There were many workshops and talks on offer throughout the day and I took time out from bookish pursuits to attend a talk in the Radical History Zone on South-West anarchism in the olden-days by local historian Steve Hunt. I was most inspired and intrigued by the information Hunt presented about the middle-class women of Bristol in the 1830s and 40s who left their cushy Clifton residences to show solidarity for the workers in poorer areas, moving into working-class digs and advocating for better conditions and pay for Bristol’s struggling dockers, factory workers and homeworking seamstresses. And then there was the aforementioned National Clarion Cycling Club, determined to spread people power through the countryside. Armed with wheatpaste and socialist propaganda in their saddlebags they would set off on picnics with tea and crumpets packed, leaving no turnstyle, fencepost or farmgate unadorned with their boldly printed poster proclaiming loudly ‘Fellowship is life! Lack of fellowship is death!’. It seems that long before Critical Mass was a twinkle in anyone’s eye the Clarion Club were escaping their industrial towns and villages and assembling and biking for truth, freedom and, well, the sheer pleasure of it. Brisbane fixie kids take heed!

I scarce had time to consult my program to see what was next when the room was invaded by the very boisterous presence of Ray ‘Roughler’ Jones, a stalwart bad boy of the Welsh punk scene in Swansea. Jones paced up and down the room launching into titillating stories of his time in a rag-tag punk/striptease band with the infamous Ian Bone of Class War. His witty recollections and thick Welsh brogue kept all entertained even if we didn’t know what the bloody hell he was saying half the time. Jones was promoting his new book Drowning on Dry Land, a memoir of booze, drugs, prison, chatting up Marianne Faithful and his time editing Roughler magazine. I left the room mentally exhausted after the indomitable Jones explained he had to ‘fuck off’ and catch a train to Penzance to see a friend. The only thing left to do was to sample some local beers and ciders at the Canteen bar downstairs, a perfect tribute to Jones’ tales of intemperance and indulgence. For the rough and ready of the bookfair crowd there was a follow-up fundraiser/afterparty (the fair costs between £800 and £1000 to run and there is no entrance fee) at an old tailors’ shop down the road with entertainment by COP ON FIRE (Belgium)

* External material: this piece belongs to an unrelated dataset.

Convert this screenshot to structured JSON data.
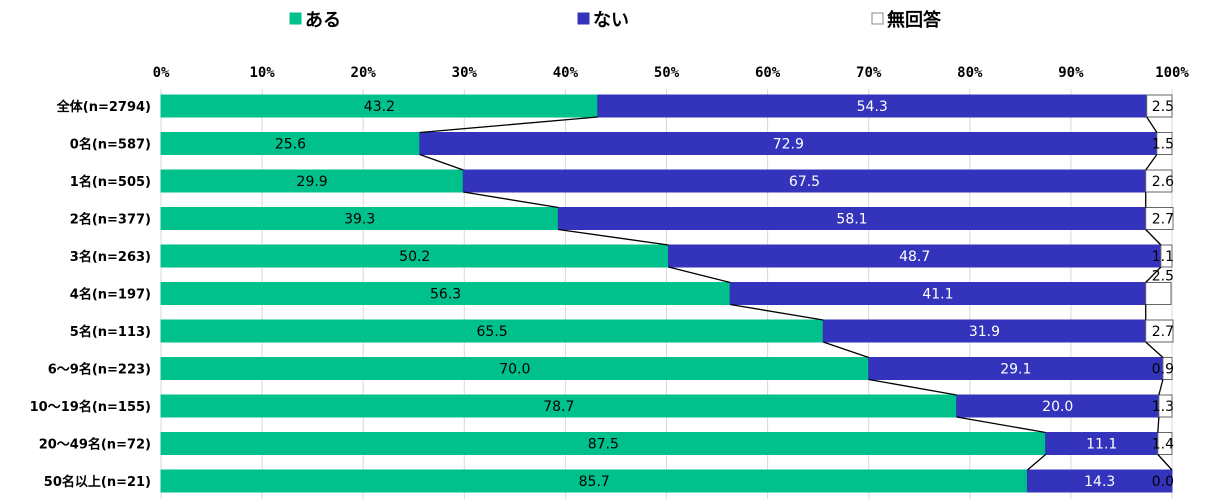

D’ONDERHOND (Belgium) and THE DAGGER BROTHERS (Bristol). Although I am of the opinion one can have too much ska and dub-step in one night the bands played with spirit and defused the only fight that arose, commenting on the futility of left-wing activists warring against each other when there is so much else in the world to rise up against. Here here.

In all the bookfair was a fortifying experience for this Brisbane escapee. I marvel at how Bristol can support so many social centres, squats and co-ops and wish this were true also for my own hometown. The event made me rethink my own complacency in getting active in grassroots organising in Brisbane because it seemed to hard, I was too busy, or I couldn’t find a group that exactly represented my politics. After seeing so many self-reliant individuals working hard to confront capitalism through direct action, creativity and mutual-aid I am inspired to join the battle. Coz if it was easy, they wouldn’t call it “struggle” right?